Wikileaks’ın kurucusu Assange 3 yıldır sığındığı Ekvator’un Londra büyükelçiliğinden dışarı adımını atamıyor. Çünkü adımını attığı an Amerikan gizli servisi tepesine binecek.

 Başka bir ifadeyle ABD, devlet sırlarını ifşa eden bu haini (ABD ye göre) tuttuğu anda öpeceği için Assange denilen Amerikan vatandaşı Ekvator büyükelçiliğinde hapis hayatı yaşıyor.

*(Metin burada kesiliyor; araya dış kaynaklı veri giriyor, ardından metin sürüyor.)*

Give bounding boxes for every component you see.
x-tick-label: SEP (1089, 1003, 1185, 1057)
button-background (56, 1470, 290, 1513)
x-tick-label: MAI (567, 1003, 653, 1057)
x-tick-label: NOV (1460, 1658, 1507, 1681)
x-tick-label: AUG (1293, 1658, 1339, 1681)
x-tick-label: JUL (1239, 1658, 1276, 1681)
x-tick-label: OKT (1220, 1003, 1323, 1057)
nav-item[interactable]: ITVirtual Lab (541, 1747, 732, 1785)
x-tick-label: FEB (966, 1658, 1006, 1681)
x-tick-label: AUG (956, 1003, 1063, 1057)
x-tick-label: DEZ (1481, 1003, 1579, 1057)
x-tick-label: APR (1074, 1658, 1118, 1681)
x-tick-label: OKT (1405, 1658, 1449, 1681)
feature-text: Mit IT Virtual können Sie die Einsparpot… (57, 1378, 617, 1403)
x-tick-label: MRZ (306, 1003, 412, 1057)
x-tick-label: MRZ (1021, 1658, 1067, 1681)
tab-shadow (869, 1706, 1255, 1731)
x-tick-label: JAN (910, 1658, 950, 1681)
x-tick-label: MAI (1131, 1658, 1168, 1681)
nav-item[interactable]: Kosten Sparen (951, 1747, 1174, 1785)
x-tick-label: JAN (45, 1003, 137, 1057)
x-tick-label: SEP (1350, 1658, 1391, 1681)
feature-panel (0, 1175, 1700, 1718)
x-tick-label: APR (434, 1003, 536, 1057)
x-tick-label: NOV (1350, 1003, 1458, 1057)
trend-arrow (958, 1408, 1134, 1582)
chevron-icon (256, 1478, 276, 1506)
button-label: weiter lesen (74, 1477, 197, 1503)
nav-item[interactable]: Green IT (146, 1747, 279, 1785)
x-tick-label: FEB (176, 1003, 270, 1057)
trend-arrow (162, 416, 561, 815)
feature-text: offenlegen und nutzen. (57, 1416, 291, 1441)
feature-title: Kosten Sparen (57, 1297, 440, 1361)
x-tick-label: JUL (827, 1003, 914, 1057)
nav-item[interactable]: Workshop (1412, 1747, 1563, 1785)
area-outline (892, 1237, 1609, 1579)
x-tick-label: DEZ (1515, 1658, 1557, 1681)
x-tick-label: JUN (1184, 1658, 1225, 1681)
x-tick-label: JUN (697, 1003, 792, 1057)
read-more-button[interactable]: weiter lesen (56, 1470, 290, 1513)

Cumhuriyet gazetesi ve yazarı Can Dündar geçtiğimiz günlerde Türkiye’nin Devlet sırlarını ifşa etmişlerdi. Cumhuriyet gazetesinde yayınlanan, mit tırlarına ait olduğu iddia edilen fotoğrafları defalarca yayınlayıp Türkiye’nin her açıdan zararına olabilecek eylemlerin faili olmuşlardı. Peki, Cumhuriyet gazetesinin imtiyaz sahibi, idarecisi ve bu haberlere imza atan elemanı şu anda neredeler?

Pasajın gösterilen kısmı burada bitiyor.